It’s probably worth taking a look at what the Mets have in Daniel Murphy.
Through a third of the season, Murphy now has an OPS+ of 121. That’s good for sixth among the 19 second basemen who are currently qualified for the batting title. And with the plan to let Murphy hit enough above average at the position that his below average defense makes him an average performer at second, that’s plenty of offense.
But Murphy has, per Ultimate Zone Rating, defied this plan so far by defending at an above-average rate. He’s lifted his UZR/150 from -13.3 last season to 5.2 this season, a massive improvement. With defensive stats especially, it is important not to jump to conclusions so quickly from small samples. His offense is in line with his career rates, roughly. But the Mets need to see more of this new defense before assuming it is his true talent level.

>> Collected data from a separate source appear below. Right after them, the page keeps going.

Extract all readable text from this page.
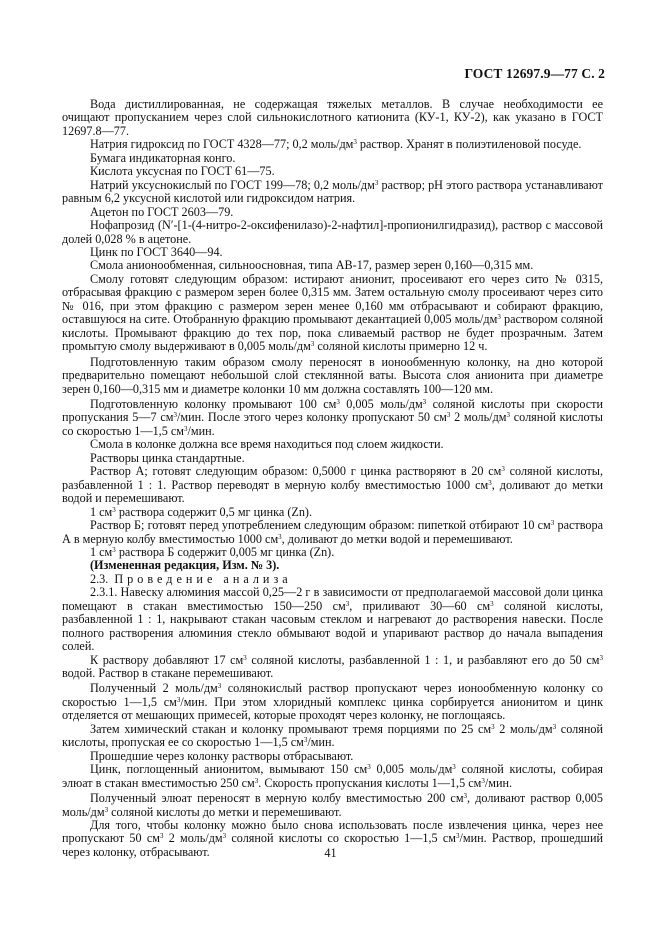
ГОСТ 12697.9—77 С. 2

Вода дистиллированная, не содержащая тяжелых металлов. В случае необходимости ее очищают пропусканием через слой сильнокислотного катионита (КУ-1, КУ-2), как указано в ГОСТ 12697.8—77.

Натрия гидроксид по ГОСТ 4328—77; 0,2 моль/$дм^3$ раствор. Хранят в полиэтиленовой посуде.

Бумага индикаторная конго.

Кислота уксусная по ГОСТ 61—75.

Натрий уксуснокислый по ГОСТ 199—78; 0,2 моль/$дм^3$ раствор; pH этого раствора устанавливают равным 6,2 уксусной кислотой или гидроксидом натрия.

Ацетон по ГОСТ 2603—79.

Нофапрозид (N′-[1-(4-нитро-2-оксифенилазо)-2-нафтил]-пропионилгидразид), раствор с массовой долей 0,028 % в ацетоне.

Цинк по ГОСТ 3640—94.

Смола анионообменная, сильноосновная, типа АВ-17, размер зерен 0,160—0,315 мм.

Смолу готовят следующим образом: истирают анионит, просеивают его через сито № 0315, отбрасывая фракцию с размером зерен более 0,315 мм. Затем остальную смолу просеивают через сито № 016, при этом фракцию с размером зерен менее 0,160 мм отбрасывают и собирают фракцию, оставшуюся на сите. Отобранную фракцию промывают декантацией 0,005 моль/$дм^3$ раствором соляной кислоты. Промывают фракцию до тех пор, пока сливаемый раствор не будет прозрачным. Затем промытую смолу выдерживают в 0,005 моль/$дм^3$ соляной кислоты примерно 12 ч.

Подготовленную таким образом смолу переносят в ионообменную колонку, на дно которой предварительно помещают небольшой слой стеклянной ваты. Высота слоя анионита при диаметре зерен 0,160—0,315 мм и диаметре колонки 10 мм должна составлять 100—120 мм.

Подготовленную колонку промывают 100 $см^3$ 0,005 моль/$дм^3$ соляной кислоты при скорости пропускания 5—7 $см^3$/мин. После этого через колонку пропускают 50 $см^3$ 2 моль/$дм^3$ соляной кислоты со скоростью 1—1,5 $см^3$/мин.

Смола в колонке должна все время находиться под слоем жидкости.

Растворы цинка стандартные.

Раствор А; готовят следующим образом: 0,5000 г цинка растворяют в 20 $см^3$ соляной кислоты, разбавленной 1 : 1. Раствор переводят в мерную колбу вместимостью 1000 $см^3$, доливают до метки водой и перемешивают.

1 $см^3$ раствора содержит 0,5 мг цинка (Zn).

Раствор Б; готовят перед употреблением следующим образом: пипеткой отбирают 10 $см^3$ раствора А в мерную колбу вместимостью 1000 $см^3$, доливают до метки водой и перемешивают.

1 $см^3$ раствора Б содержит 0,005 мг цинка (Zn).

(Измененная редакция, Изм. № 3).

2.3. Проведение анализа

2.3.1. Навеску алюминия массой 0,25—2 г в зависимости от предполагаемой массовой доли цинка помещают в стакан вместимостью 150—250 $см^3$, приливают 30—60 $см^3$ соляной кислоты, разбавленной 1 : 1, накрывают стакан часовым стеклом и нагревают до растворения навески. После полного растворения алюминия стекло обмывают водой и упаривают раствор до начала выпадения солей.

К раствору добавляют 17 $см^3$ соляной кислоты, разбавленной 1 : 1, и разбавляют его до 50 $см^3$ водой. Раствор в стакане перемешивают.

Полученный 2 моль/$дм^3$ солянокислый раствор пропускают через ионообменную колонку со скоростью 1—1,5 $см^3$/мин. При этом хлоридный комплекс цинка сорбируется анионитом и цинк отделяется от мешающих примесей, которые проходят через колонку, не поглощаясь.

Затем химический стакан и колонку промывают тремя порциями по 25 $см^3$ 2 моль/$дм^3$ соляной кислоты, пропуская ее со скоростью 1—1,5 $см^3$/мин.

Прошедшие через колонку растворы отбрасывают.

Цинк, поглощенный анионитом, вымывают 150 $см^3$ 0,005 моль/$дм^3$ соляной кислоты, собирая элюат в стакан вместимостью 250 $см^3$. Скорость пропускания кислоты 1—1,5 $см^3$/мин.

Полученный элюат переносят в мерную колбу вместимостью 200 $см^3$, доливают раствор 0,005 моль/$дм^3$ соляной кислоты до метки и перемешивают.

Для того, чтобы колонку можно было снова использовать после извлечения цинка, через нее пропускают 50 $см^3$ 2 моль/$дм^3$ соляной кислоты со скоростью 1—1,5 $см^3$/мин. Раствор, прошедший через колонку, отбрасывают.	41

Still, the idea that Murphy could be a solid defender at second isn’t so crazy. He’s a fine third baseman. He’s now been at second for more than a full year, allowing reps and knowledge of the position combine with what was already strong range. All I’m saying is, this isn’t out of left field, whereas Murphy playing a competent left field would be.
A working assumption of mine, and I’m guessing, the Mets, was that Murphy’s defense meant he’d be, at best, an average 2B, and dealing him this winter for some help elsewhere while promoting Wilmer Flores to play the position next year wouldn’t mean losing much. And really, the lack of viable options to help the Mets win in 2014, even with Murphy, still might make that their best bet.
But as it stands, per wins above replacement, Daniel Murphy is the eighth-best second baseman in baseball, and one hot week out of cracking the top five.
The Mets may have a worse first baseman and shortstop than they thought. But they also may have a better second baseman than they had any right to expect.